The Blog

  • October 24, 2011
  • Oracle Buys RightNow

    I found out about Oracle’s purchase of RightNow, a multi-channel contact center company, when Chris Kanarkus of IDG News rang my cell.  Ironically, I was sitting in the departure area waiting for a flight that will take me to the RightNow Summit, the annual user meeting which is being held in Colorado Springs at the Broadmore resort.

    Kanarkus was looking for comment, which I am always happy to provide, and lots of thoughts ran through my head that I chose to pass by.  The deal was worth one and a half billion dollars at the $43 per share offering price, a nice bump to the share price.

    It had been my observation that the stock prices of many companies rose just before or during their user meetings as good news was usually announced there and the financial press in attendance post their scoops.  A couple of years ago I watched RightNow’s stock gain two or three points as CEO Greg Gianforte gave his keynote but this year the news appears to be built in to the share price already.

    One and a half billion bucks is a lot to spend and that’s even truer for a company that last year generated $200xxx million in revenue.  A multiple between seven and eight is usually reserved for less proven and smaller companies with some kind of social angle.  But RightNow has been around a while and it’s track record, while sterling made me, at first, somewhat skeptical.

    True, RightNow has a great focus on the customer experience and on helping its customers craft great experiences for their customers.  Also, it’s a SaaS company with a SaaS strategy that mirror’s Oracle’s which is to say they are multi-tenant but not fanatics about it.  However, RightNow is not a Fusion application and Oracle has its share of customer service/call center, call them what you will, apps so they weren’t exactly desperate to get another one.  I recall that Oracle paid one billion dollars for ATG, a company focused on e-commerce, so perhaps the company only knows how to write checks with nine places to the left of the decimal.

    Seriously though, Oracle, ATG and RightNow might be a thing in the future.  Multi-channel communication combined with e-commerce outreach could be very important.  Add to this Oracle’s success in what it has called clienteling (sp?) in which store sales associates carry mobile devices that can orchestrate customer centric shopping, and you might see a pattern.  If the customer can’t come to the store, perhaps the store will come to the customer.

    But this takes nothing away from RightNow’s core strengths today.  The company has become something of a missionary bringing the message of customer centricity to its customers.  In teaching the religion, RightNow has helped them navigate the social divide and some of that teaching might be very useful to Oracle which has a boat load of older technology products that it is in the process of “Fusing” and those applications need to adopt more socialized approaches.  Presumably, Oracle will protect the brand as it has with other acquisitions and Oracle RightNow does not appear to be that hard to say.

    Competitively, this is interesting.  Salesforce.com another big CRM vendor recently bought Assistly which provides service functionality in an unassisted mode, or to say it differently, it is more of a customer self-service solution for the small business space.

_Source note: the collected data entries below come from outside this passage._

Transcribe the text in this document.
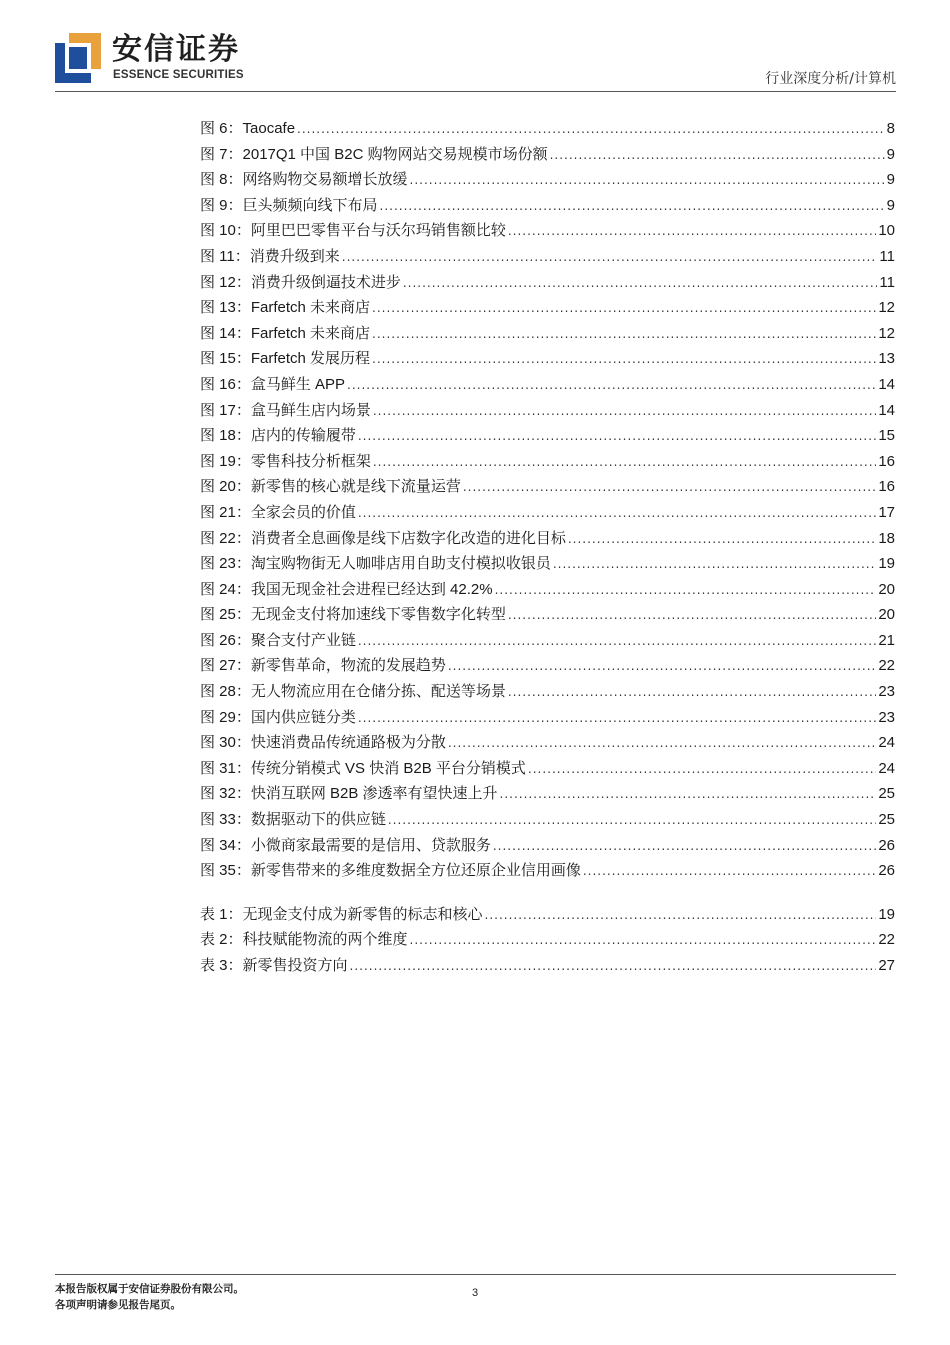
安信证券
ESSENCE SECURITIES	行业深度分析/计算机
图 6：Taocafe .....	8
图 7：2017Q1 中国 B2C 购物网站交易规模市场份额 .....	9
图 8：网络购物交易额增长放缓 .....	9
图 9：巨头频频向线下布局 .....	9
图 10：阿里巴巴零售平台与沃尔玛销售额比较 .....	10
图 11：消费升级到来 .....	11
图 12：消费升级倒逼技术进步 .....	11
图 13：Farfetch 未来商店 .....	12
图 14：Farfetch 未来商店 .....	12
图 15：Farfetch 发展历程 .....	13
图 16：盒马鲜生 APP .....	14
图 17：盒马鲜生店内场景 .....	14
图 18：店内的传输履带 .....	15
图 19：零售科技分析框架 .....	16
图 20：新零售的核心就是线下流量运营 .....	16
图 21：全家会员的价值 .....	17
图 22：消费者全息画像是线下店数字化改造的进化目标 .....	18
图 23：淘宝购物街无人咖啡店用自助支付模拟收银员 .....	19
图 24：我国无现金社会进程已经达到 42.2% .....	20
图 25：无现金支付将加速线下零售数字化转型 .....	20
图 26：聚合支付产业链 .....	21
图 27：新零售革命，物流的发展趋势 .....	22
图 28：无人物流应用在仓储分拣、配送等场景 .....	23
图 29：国内供应链分类 .....	23
图 30：快速消费品传统通路极为分散 .....	24
图 31：传统分销模式 VS 快消 B2B 平台分销模式 .....	24
图 32：快消互联网 B2B 渗透率有望快速上升 .....	25
图 33：数据驱动下的供应链 .....	25
图 34：小微商家最需要的是信用、贷款服务 .....	26
图 35：新零售带来的多维度数据全方位还原企业信用画像 .....	26
表 1：无现金支付成为新零售的标志和核心 .....	19
表 2：科技赋能物流的两个维度 .....	22
表 3：新零售投资方向 .....	27
本报告版权属于安信证券股份有限公司。
各项声明请参见报告尾页。
3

    Nonetheless, these are merely starting positions; it’s hard to know the ultimate destination some of these packages will have.  Part of that issue resides in a couple of social facts of life.  First, socially mediated processes are completely scalable working across the internet equally well for all sizes of company. Second, socially mediated business processes have very low costs and for that reason are attractive to anyone with a pulse especially in this economy.

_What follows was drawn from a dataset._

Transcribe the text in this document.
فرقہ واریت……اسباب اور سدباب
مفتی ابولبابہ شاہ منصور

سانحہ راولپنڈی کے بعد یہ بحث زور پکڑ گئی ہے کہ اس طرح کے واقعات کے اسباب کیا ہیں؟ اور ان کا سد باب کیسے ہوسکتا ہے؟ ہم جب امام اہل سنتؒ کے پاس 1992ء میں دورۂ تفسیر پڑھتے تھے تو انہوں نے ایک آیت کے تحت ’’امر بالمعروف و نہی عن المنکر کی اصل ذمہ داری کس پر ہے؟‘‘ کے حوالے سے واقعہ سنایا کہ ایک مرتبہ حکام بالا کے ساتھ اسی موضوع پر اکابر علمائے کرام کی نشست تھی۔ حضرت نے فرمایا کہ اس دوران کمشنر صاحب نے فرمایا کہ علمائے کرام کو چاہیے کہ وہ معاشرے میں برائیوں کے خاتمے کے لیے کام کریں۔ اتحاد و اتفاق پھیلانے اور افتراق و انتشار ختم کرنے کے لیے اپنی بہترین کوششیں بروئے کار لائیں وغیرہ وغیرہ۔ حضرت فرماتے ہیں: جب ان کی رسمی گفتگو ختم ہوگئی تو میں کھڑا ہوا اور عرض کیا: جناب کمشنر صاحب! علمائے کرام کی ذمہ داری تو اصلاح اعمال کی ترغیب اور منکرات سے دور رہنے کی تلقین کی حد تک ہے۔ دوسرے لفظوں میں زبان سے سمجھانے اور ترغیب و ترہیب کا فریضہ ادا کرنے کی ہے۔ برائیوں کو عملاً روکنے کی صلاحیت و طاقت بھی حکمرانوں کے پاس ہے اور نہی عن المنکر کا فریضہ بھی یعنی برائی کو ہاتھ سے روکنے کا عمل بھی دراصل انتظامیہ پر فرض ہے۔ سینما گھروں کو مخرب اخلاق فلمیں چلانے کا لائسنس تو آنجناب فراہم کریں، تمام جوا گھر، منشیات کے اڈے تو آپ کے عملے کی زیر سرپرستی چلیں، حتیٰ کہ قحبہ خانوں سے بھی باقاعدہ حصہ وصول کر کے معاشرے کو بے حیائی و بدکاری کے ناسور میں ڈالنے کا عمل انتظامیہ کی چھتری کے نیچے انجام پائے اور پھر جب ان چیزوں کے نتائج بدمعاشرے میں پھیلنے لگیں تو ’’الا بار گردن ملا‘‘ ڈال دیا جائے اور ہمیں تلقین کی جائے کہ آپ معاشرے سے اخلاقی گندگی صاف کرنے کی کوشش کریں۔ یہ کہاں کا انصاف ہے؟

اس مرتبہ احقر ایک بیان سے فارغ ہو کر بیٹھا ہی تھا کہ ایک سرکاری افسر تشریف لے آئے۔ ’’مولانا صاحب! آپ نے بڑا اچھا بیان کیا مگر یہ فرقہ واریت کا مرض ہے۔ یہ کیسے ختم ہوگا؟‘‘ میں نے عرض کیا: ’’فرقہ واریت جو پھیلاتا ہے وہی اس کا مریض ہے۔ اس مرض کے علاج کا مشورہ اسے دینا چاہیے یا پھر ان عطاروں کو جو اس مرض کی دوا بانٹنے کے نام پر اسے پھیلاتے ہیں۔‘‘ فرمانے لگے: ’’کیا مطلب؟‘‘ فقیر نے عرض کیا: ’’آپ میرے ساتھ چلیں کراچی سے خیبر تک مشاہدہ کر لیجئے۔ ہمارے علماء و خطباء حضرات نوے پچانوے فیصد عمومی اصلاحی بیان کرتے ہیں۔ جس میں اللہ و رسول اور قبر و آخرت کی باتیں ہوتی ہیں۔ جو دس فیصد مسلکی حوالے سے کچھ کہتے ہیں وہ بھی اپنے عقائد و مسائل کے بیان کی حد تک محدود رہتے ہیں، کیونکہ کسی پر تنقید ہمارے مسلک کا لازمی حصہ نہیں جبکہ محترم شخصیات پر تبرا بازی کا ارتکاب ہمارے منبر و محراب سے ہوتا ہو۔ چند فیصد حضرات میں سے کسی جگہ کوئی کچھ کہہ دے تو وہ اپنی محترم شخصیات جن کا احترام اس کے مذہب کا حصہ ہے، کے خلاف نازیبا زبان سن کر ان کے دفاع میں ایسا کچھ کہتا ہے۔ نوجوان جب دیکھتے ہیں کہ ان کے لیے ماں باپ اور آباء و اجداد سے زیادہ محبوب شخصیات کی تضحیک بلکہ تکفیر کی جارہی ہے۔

    There are other companies in the market that might make interesting buys for one of the bigger CRM companies and you can start with the CRM Idol finalists — Assistly’s stablemates, CrowdFactory, GetSatisfaction and Stone Cobra.  Each does something different and each is worthy of a vote or even a billion.

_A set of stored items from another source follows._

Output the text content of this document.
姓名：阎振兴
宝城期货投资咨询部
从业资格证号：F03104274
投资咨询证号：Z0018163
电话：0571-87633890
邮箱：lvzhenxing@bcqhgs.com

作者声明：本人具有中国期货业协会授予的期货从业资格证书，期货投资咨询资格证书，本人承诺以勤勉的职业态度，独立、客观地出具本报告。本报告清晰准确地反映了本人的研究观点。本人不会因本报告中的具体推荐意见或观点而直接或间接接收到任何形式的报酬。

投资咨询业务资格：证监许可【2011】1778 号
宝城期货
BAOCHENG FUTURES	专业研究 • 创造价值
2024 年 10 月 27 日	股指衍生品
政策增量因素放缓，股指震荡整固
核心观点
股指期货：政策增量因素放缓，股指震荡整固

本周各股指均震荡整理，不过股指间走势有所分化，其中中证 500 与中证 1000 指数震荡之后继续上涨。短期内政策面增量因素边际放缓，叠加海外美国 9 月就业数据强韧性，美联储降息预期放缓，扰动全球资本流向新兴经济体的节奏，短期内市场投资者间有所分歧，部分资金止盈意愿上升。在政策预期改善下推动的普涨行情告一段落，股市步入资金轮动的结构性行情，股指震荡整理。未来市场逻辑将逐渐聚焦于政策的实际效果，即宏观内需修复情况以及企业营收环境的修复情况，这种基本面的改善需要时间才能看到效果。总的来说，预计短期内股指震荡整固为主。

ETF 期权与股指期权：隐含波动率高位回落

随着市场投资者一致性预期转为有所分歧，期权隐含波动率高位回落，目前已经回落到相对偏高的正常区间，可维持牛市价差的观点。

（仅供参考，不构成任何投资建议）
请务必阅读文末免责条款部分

    Finally, we should ask why in the middle of a terrible economy there is so much company buying going on.  The answer is that the corporate economy replete with M&A activity and some very good IPO’s this year has little to do with the real economy.  We’ve reached a point where some very good but siloed solutions have matured and a time when the big companies have ample cash that they aren’t spending on things like hiring people.  Buying a promising company is like R&D spending all bundled up and you get the result more or less right away.

    So there it is.  Oracle buys RightNow for a king’s ransom.  I wonder if they’ll be serving champagne at the Broadmore tonight.

    Published: 12 years ago


    Discussion

    • October 29th, 2011 at 1:16 am    

      I like this view of #stonecobra 🙂

    • October 24th, 2011 at 3:57 pm    

      RightNow is a clear leader in B2C CRM and CXM (customer experience management), however, I agree with you that the price paid seems very high, and it further suggests that Oracle seems content to indefinitely run a 2 headed applications company – Fusion apps and all-other-legacy apps (which RightNow will fall under). It seems to me a long-term (maybe permanent) two-fold applications strategy will dilute focus, cause market confusion and fail to achieve economies of scale that competitors will realize.